CS4262/5462 Machine Learning Systems

The rise of Large Language Models (LLMs) has transformed what AI systems can do, but delivering these capabilities reliably and efficiently requires advances in machine learning systems. This course covers the foundations and current practice of ML systems for LLMs, spanning training, serving and applications. Students will learn key system design principles, optimizing compute and memory, and accelerating end-to-end performance with modern hardware and software techniques. The course also examines applied LLM systems, including RAG, AI agents, and ML operations, as well as alignment and safety considerations in deployment. It provides a practical and research-oriented background for students interested in building or studying production-grade machine learning systems. Students are expected to code and demonstrate end-to-end systems as the outcome of this course.

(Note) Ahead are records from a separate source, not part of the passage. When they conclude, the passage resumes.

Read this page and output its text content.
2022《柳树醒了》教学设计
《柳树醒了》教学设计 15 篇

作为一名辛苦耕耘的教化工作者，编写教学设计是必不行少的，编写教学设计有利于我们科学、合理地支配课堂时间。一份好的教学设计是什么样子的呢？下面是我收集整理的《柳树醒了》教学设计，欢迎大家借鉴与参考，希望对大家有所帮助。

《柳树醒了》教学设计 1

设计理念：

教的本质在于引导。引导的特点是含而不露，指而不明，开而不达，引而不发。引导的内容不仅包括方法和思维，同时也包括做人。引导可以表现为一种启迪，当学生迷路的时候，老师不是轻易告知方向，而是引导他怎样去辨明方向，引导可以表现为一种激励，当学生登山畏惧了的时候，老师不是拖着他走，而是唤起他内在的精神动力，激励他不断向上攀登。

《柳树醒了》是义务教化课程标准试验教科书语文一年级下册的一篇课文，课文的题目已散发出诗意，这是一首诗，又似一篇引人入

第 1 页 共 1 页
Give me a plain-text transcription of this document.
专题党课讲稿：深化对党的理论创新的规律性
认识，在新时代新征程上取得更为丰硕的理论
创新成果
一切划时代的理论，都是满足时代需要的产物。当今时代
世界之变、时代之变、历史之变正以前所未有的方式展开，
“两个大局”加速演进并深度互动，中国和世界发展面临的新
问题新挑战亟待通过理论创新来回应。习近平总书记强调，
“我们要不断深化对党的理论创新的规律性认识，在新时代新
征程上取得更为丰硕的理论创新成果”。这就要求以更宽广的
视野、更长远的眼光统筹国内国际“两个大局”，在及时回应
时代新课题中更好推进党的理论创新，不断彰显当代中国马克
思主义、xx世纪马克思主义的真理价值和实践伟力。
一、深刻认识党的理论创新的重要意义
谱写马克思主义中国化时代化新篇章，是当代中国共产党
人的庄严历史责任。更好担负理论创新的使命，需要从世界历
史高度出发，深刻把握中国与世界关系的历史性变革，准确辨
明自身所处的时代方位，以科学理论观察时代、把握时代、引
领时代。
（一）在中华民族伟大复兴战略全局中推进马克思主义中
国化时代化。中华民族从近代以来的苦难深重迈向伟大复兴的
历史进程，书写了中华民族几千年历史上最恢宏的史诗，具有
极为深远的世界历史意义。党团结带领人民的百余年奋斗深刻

Pre-requisitions: UG machine learning, UG operating systems, Python coding.
Instructor: Yao Lu
TAs: Junyi Shen, Noppanat Wadlom, Zhengyuan Su, Wangcheng Tao
When and where: Thu 18:30-20:30 (lecture), 20:30-21:30 (tutorial) @ COM3-MPH

Schedule:

Lecture date	Plan	Note
Jan 15	Week 1: Introduction & MLsys Foundations [slides]	[HW0 (Ungraded) & HW1: AutoDiff]
Jan 22	Week 2: TinyTorch & Automatic Differentiation [slides]
Jan 29	Week 3: Hardware Acceleration [slides] Tutorial: TinyTorch [tutorial]
Feb 05	Week 4: LLM Serving & Optimizations [slides] LLM serving & benchmarks [slides] (project option )	HW1 due & [HW2 Release: TinyLLM]
Feb 12	Week 5: Application Systems: RAG, Agents & Workflows [slides] Tutorial: agentic workflows [tutorial] [data]
Feb 19	Week 6: Parallelism, Training Techniques & Attention Optimizations [slides] Building agentic applications [slides] & on-device AI [slides] (project options)	HW2 due & [HW3 Release: TinyRAG]
Feb 26	Recess week	[Project 1] [Project 2] [Project 3]
Mar 05	Week 7: LLM Alignment & Safety Tutorial: LLM finetuning & alignment	Project proposal due
Mar 12	Week 8: Efficient AI Tutorial: same	HW3 due
Mar 19	Week 9: Data Systems for AI Tutorial: data engineering
Mar 26	Week 10: ML Operations Tutorial: same	Mid-term project report due
Apr 02	Well-Being Day
Apr 09	Week 12: Cloud Systems for AI No tutorial
Apr 16	Week 13: Project Demos	Final project report due

Text book:
Machine Learning Systems: Principles and Practices of Engineering Artificially Intelligent Systems

Grading schemes:

Tutorials and HW1-3 for each individual student
Course project for groups of 4 students. No individual projects. You can choose among three directions of projects. The project will demonstrate systems design and implementation which leads to improvements of the system efficiency, robustness or generalizability.